Per qualche istante non c’è festa, solo respiro. È successo davvero? Eseguo gli ultimi movimenti e aggancio gli ancoraggi della sosta “no-hands”. Il mio urlo rimbomba fino al prato e le grida di giubilo riecheggiano fino alle altre pareti. Sì, è successo davvero.
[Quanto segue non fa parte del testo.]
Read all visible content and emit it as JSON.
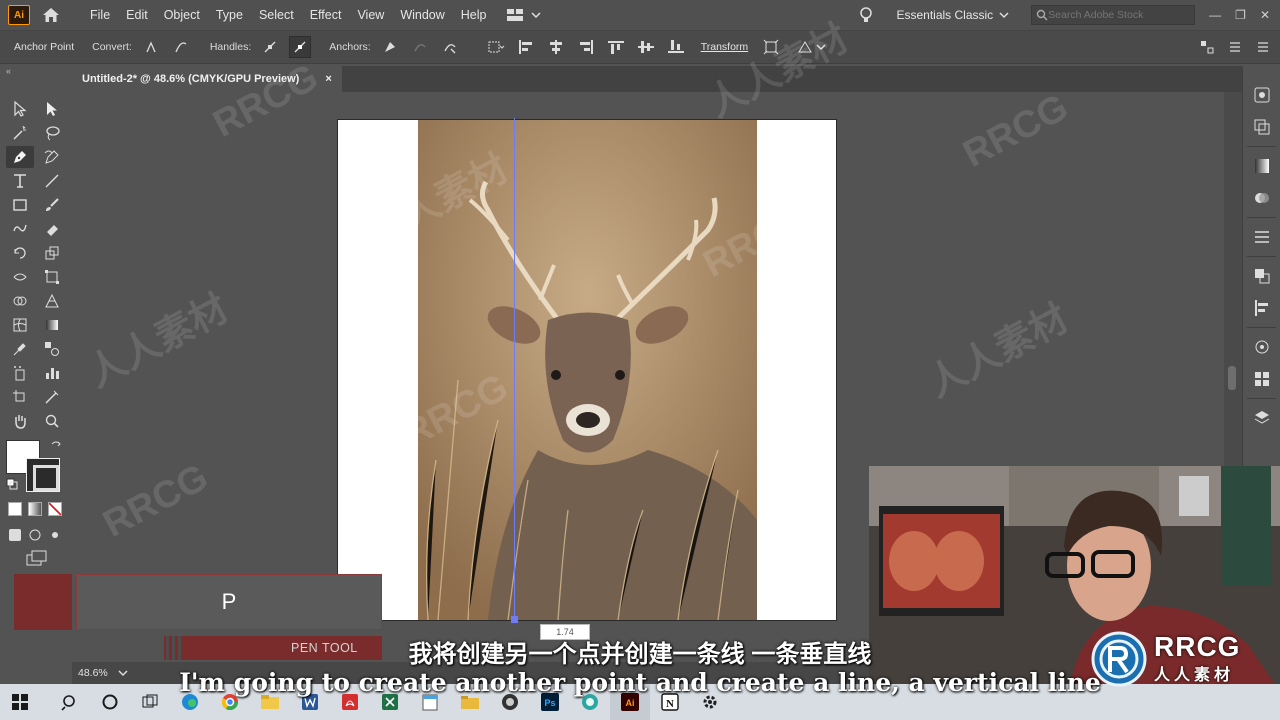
{
  "app": {
    "logo": "Ai",
    "name": "Adobe Illustrator"
  },
  "menu": [
    "File",
    "Edit",
    "Object",
    "Type",
    "Select",
    "Effect",
    "View",
    "Window",
    "Help"
  ],
  "workspace": "Essentials Classic",
  "search": {
    "placeholder": "Search Adobe Stock"
  },
  "controlbar": {
    "tool_label": "Anchor Point",
    "convert_label": "Convert:",
    "handles_label": "Handles:",
    "anchors_label": "Anchors:",
    "transform_label": "Transform"
  },
  "document_tab": {
    "title": "Untitled-2* @ 48.6% (CMYK/GPU Preview)",
    "close": "×"
  },
  "status": {
    "zoom": "48.6%"
  },
  "keystroke": {
    "key": "P",
    "tool_name": "PEN TOOL"
  },
  "measure_tooltip": "1.74",
  "subtitles": {
    "chinese": "我将创建另一个点并创建一条线 一条垂直线",
    "english": "I'm going to create another point and create a line, a vertical line"
  },
  "brand": {
    "name": "RRCG",
    "sub": "人人素材"
  },
  "watermarks": [
    "RRCG",
    "人人素材"
  ],
  "colors": {
    "accent": "#7a2b2b",
    "guide": "#6f7cf5",
    "ai_orange": "#ff9a00"
  }
}
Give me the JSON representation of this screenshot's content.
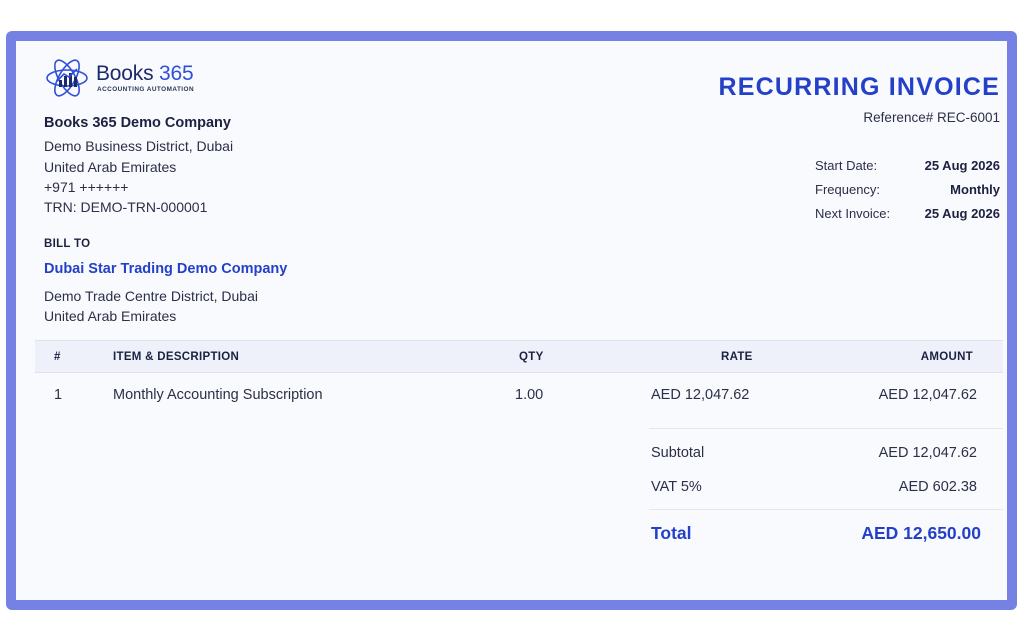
{
  "brand": {
    "name_part1": "Books ",
    "name_part2": "365",
    "tagline": "ACCOUNTING AUTOMATION",
    "primary_color": "#2440c9",
    "frame_color": "#7582e3"
  },
  "company": {
    "name": "Books 365 Demo Company",
    "address_lines": [
      "Demo Business District, Dubai",
      "United Arab Emirates",
      "+971 ++++++",
      "TRN: DEMO-TRN-000001"
    ]
  },
  "document": {
    "title": "RECURRING INVOICE",
    "reference": "Reference# REC-6001",
    "meta": [
      {
        "label": "Start Date:",
        "value": "25 Aug 2026"
      },
      {
        "label": "Frequency:",
        "value": "Monthly"
      },
      {
        "label": "Next Invoice:",
        "value": "25 Aug 2026"
      }
    ]
  },
  "bill_to": {
    "label": "BILL TO",
    "name": "Dubai Star Trading Demo Company",
    "address_lines": [
      "Demo Trade Centre District, Dubai",
      "United Arab Emirates"
    ]
  },
  "table": {
    "headers": {
      "num": "#",
      "item": "ITEM & DESCRIPTION",
      "qty": "QTY",
      "rate": "RATE",
      "amount": "AMOUNT"
    },
    "rows": [
      {
        "num": "1",
        "item": "Monthly Accounting Subscription",
        "qty": "1.00",
        "rate": "AED 12,047.62",
        "amount": "AED 12,047.62"
      }
    ]
  },
  "summary": {
    "subtotal_label": "Subtotal",
    "subtotal_value": "AED 12,047.62",
    "vat_label": "VAT 5%",
    "vat_value": "AED 602.38",
    "total_label": "Total",
    "total_value": "AED 12,650.00"
  }
}
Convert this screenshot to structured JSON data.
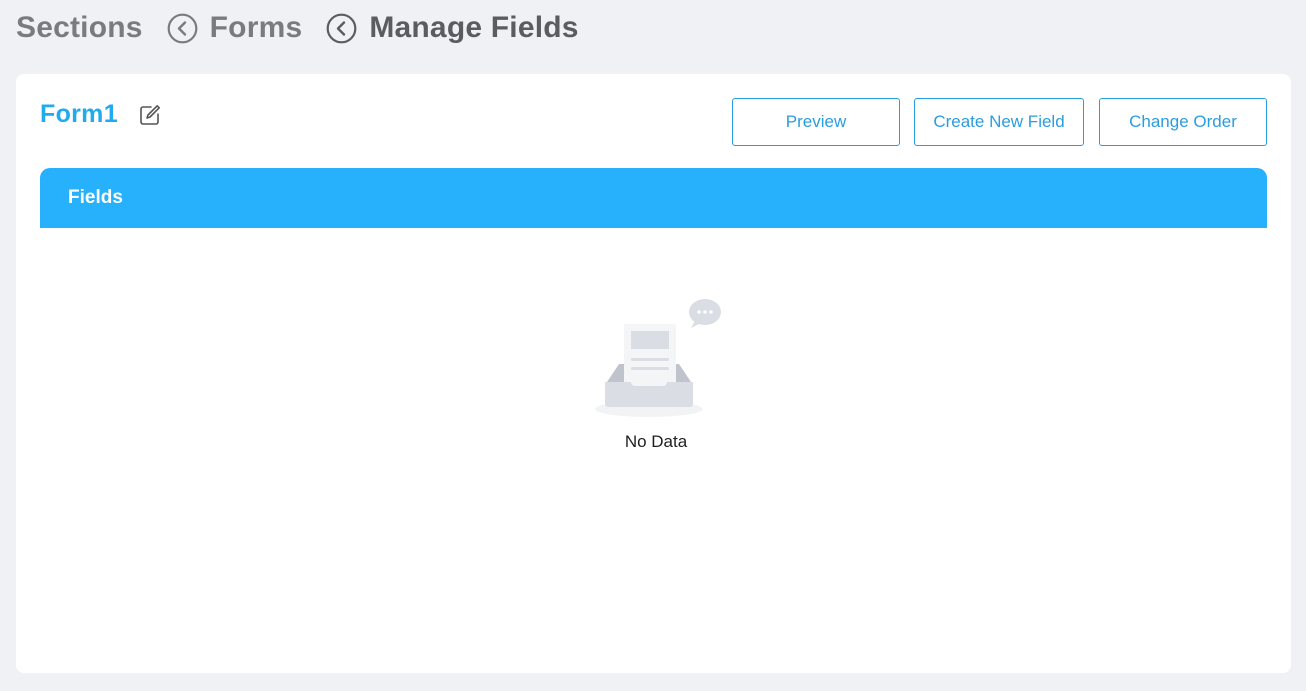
{
  "breadcrumb": {
    "items": [
      {
        "label": "Sections"
      },
      {
        "label": "Forms"
      },
      {
        "label": "Manage Fields"
      }
    ]
  },
  "form": {
    "title": "Form1"
  },
  "toolbar": {
    "preview_label": "Preview",
    "create_label": "Create New Field",
    "order_label": "Change Order"
  },
  "fields_panel": {
    "header": "Fields",
    "empty_text": "No Data"
  },
  "icons": {
    "back": "chevron-left-circle-icon",
    "edit": "edit-icon",
    "empty": "empty-inbox-icon"
  },
  "colors": {
    "accent": "#27b1fd",
    "link": "#2a9de0",
    "title": "#22aaee",
    "background": "#f0f1f5"
  }
}
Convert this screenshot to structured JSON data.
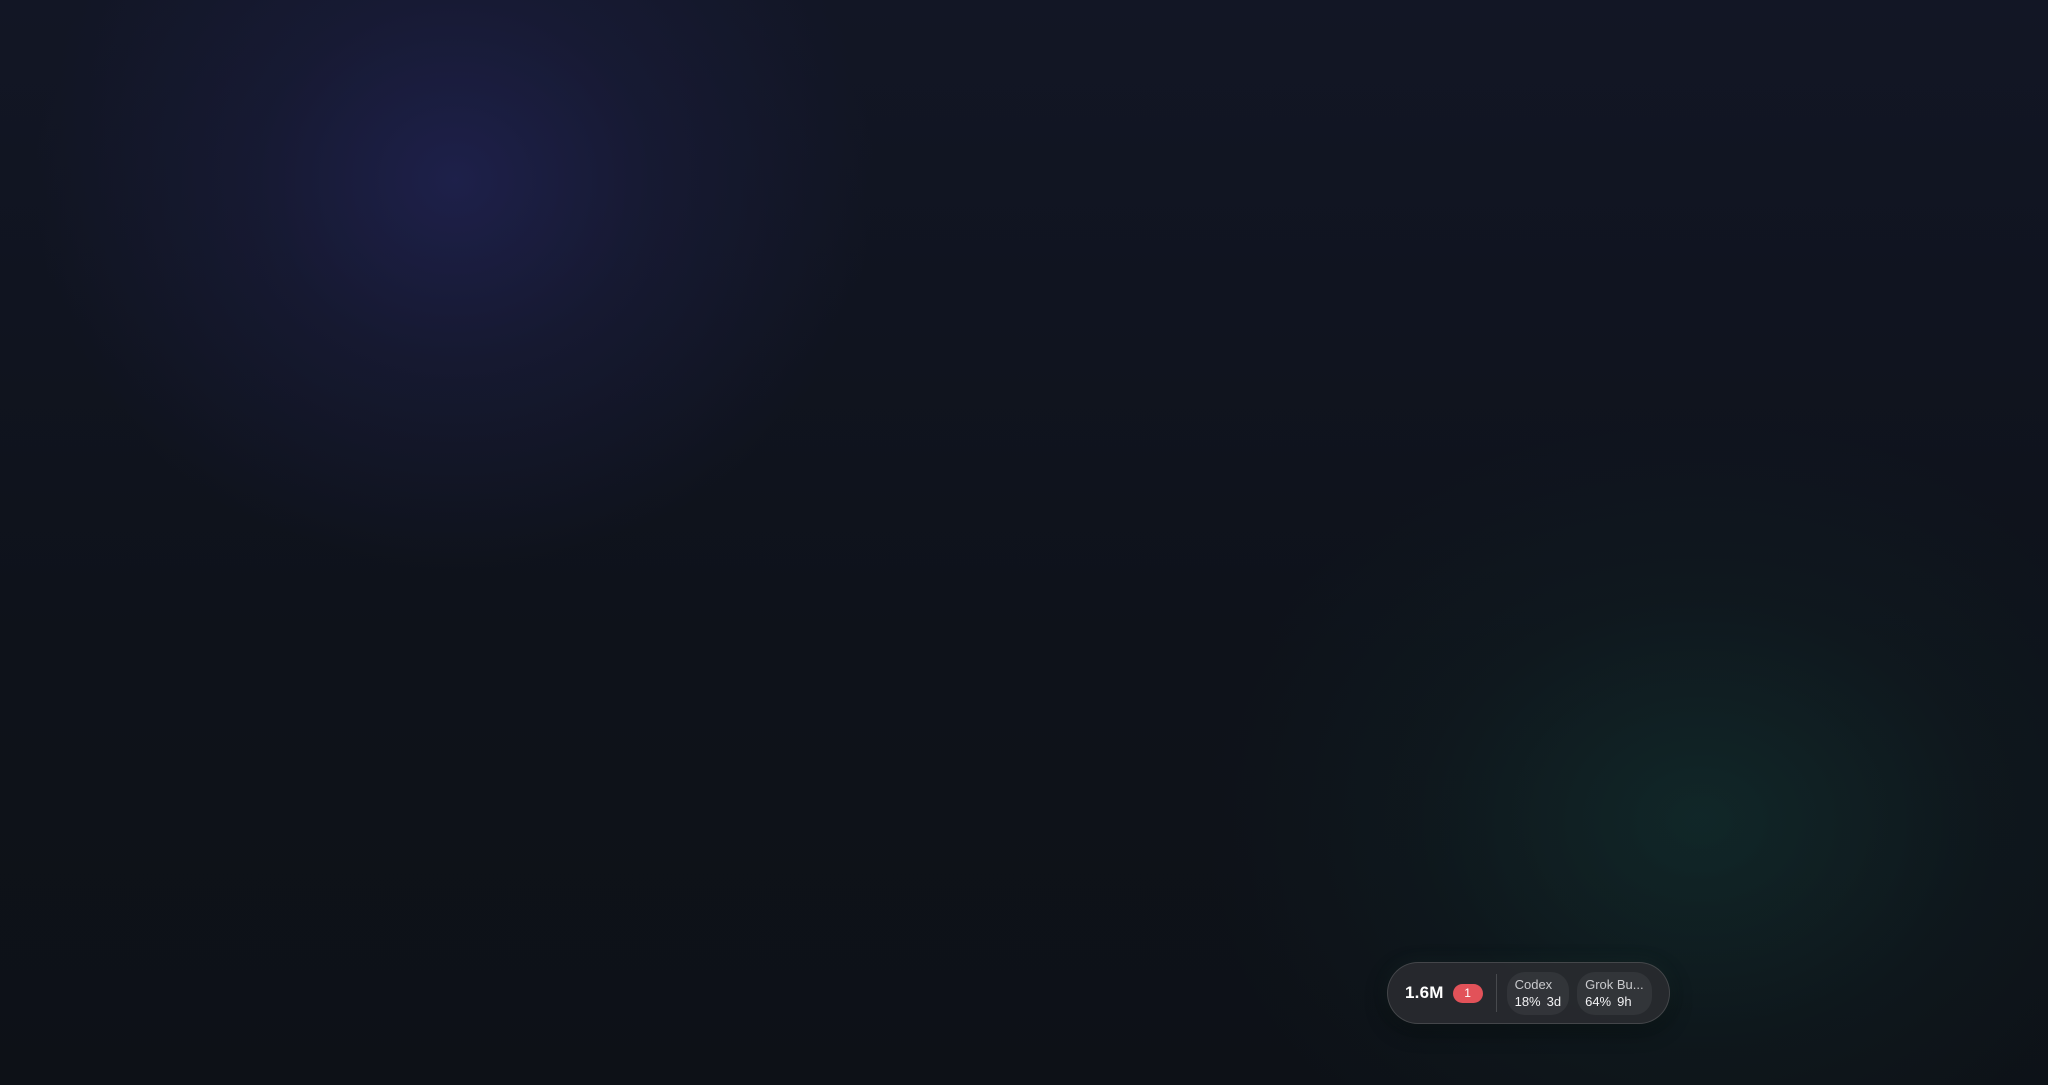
{
  "widget": {
    "total": "1.6M",
    "badge": "1",
    "services": [
      {
        "name": "Codex",
        "percent": "18%",
        "time": "3d"
      },
      {
        "name": "Grok Bu...",
        "percent": "64%",
        "time": "9h"
      }
    ]
  },
  "colors": {
    "badge": "#e25259",
    "pill_background": "#28292e",
    "page_background": "#0f131b"
  }
}
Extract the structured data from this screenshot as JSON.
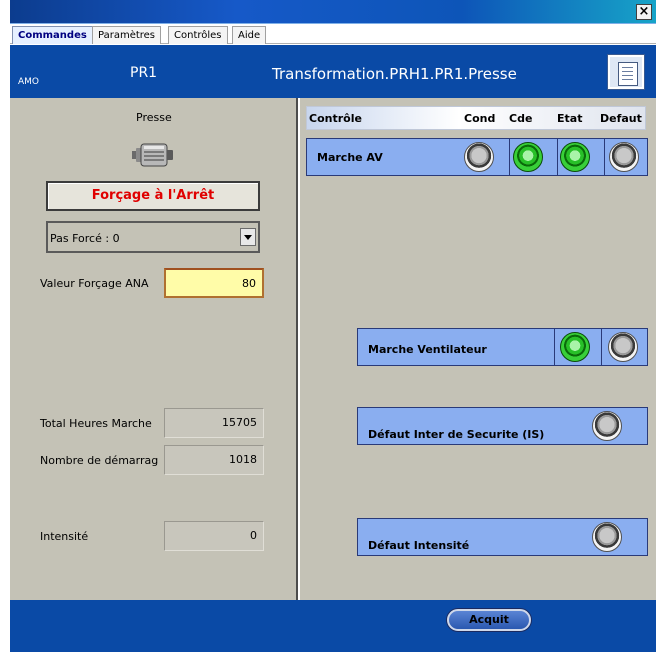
{
  "window": {
    "close_glyph": "×"
  },
  "tabs": [
    {
      "label": "Commandes",
      "active": true
    },
    {
      "label": "Paramètres",
      "active": false
    },
    {
      "label": "Contrôles",
      "active": false
    },
    {
      "label": "Aide",
      "active": false
    }
  ],
  "header": {
    "amo": "AMO",
    "equipment": "PR1",
    "path": "Transformation.PRH1.PR1.Presse",
    "report_icon": "document-icon"
  },
  "left": {
    "title": "Presse",
    "equipment_icon": "motor-icon",
    "force_button": "Forçage à l'Arrêt",
    "force_select": "Pas Forcé : 0",
    "ana_label": "Valeur Forçage ANA",
    "ana_value": "80",
    "total_hours_label": "Total Heures Marche",
    "total_hours_value": "15705",
    "starts_label": "Nombre de démarrag",
    "starts_value": "1018",
    "intensity_label": "Intensité",
    "intensity_value": "0"
  },
  "controls": {
    "headers": {
      "control": "Contrôle",
      "cond": "Cond",
      "cde": "Cde",
      "etat": "Etat",
      "defaut": "Defaut"
    },
    "rows": [
      {
        "label": "Marche AV",
        "cond": "gray",
        "cde": "green",
        "etat": "green",
        "defaut": "gray"
      },
      {
        "label": "Marche Ventilateur",
        "etat": "green",
        "defaut": "gray"
      },
      {
        "label": "Défaut Inter de Securite (IS)",
        "defaut": "gray"
      },
      {
        "label": "Défaut Intensité",
        "defaut": "gray"
      }
    ]
  },
  "footer": {
    "acquit": "Acquit"
  },
  "colors": {
    "header_blue": "#0a4aa6",
    "row_blue": "#8aaef0",
    "force_red": "#e00000"
  }
}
Il sospiro di sollievo è collettivo. Non solo mio e di Tommy, ma a questo punto di milioni di follower. Lo slancio è una forza potente, e quando l’attesa nervosa si trasforma in una celebrazione universale, tutto cambia. La marea sta arrivando e io la cavalco controcorrente.

Sommario
Prima salita in libera della Dawn Wall (32 tiri, 5.14d), un collegamento in libera tra Mescalito e la Wall of Early Morning Light, oltre a porzioni di Adrift, Tempest e sezioni inedite della parete sud-est di El Capitan. Tommy Caldwell iniziò a lavorare sulla via nel 2007 e fu raggiunto da Kevin Jorgeson nel 2009, trascorrendo dalle 8 alle 10 settimane all’anno sulla via. I due salirono in libera l’intera via tra il 27 dicembre 2014 e il 14 gennaio 2015, con ciascun alpinista che scalava in libera ogni tiro da primo (i due hanno scalato due diverse varianti sui tiri 16 e 17).

Kevin Jorgeson

Informazioni sull’autore
Kevin Jorgeson ha oggi 42 anni e vive a Santa Rosa, in California.

Nota
L’American Alpine Club ha realizzato un poster commemorativo della Dawn Wall di 45 x 90 cm, con la dettagliatissima topografia dell’intero percorso realizzata da Clay Wadman e quattro splendide foto della scalata. Tutti i proventi sono stati devoluti all’American Alpine Journal.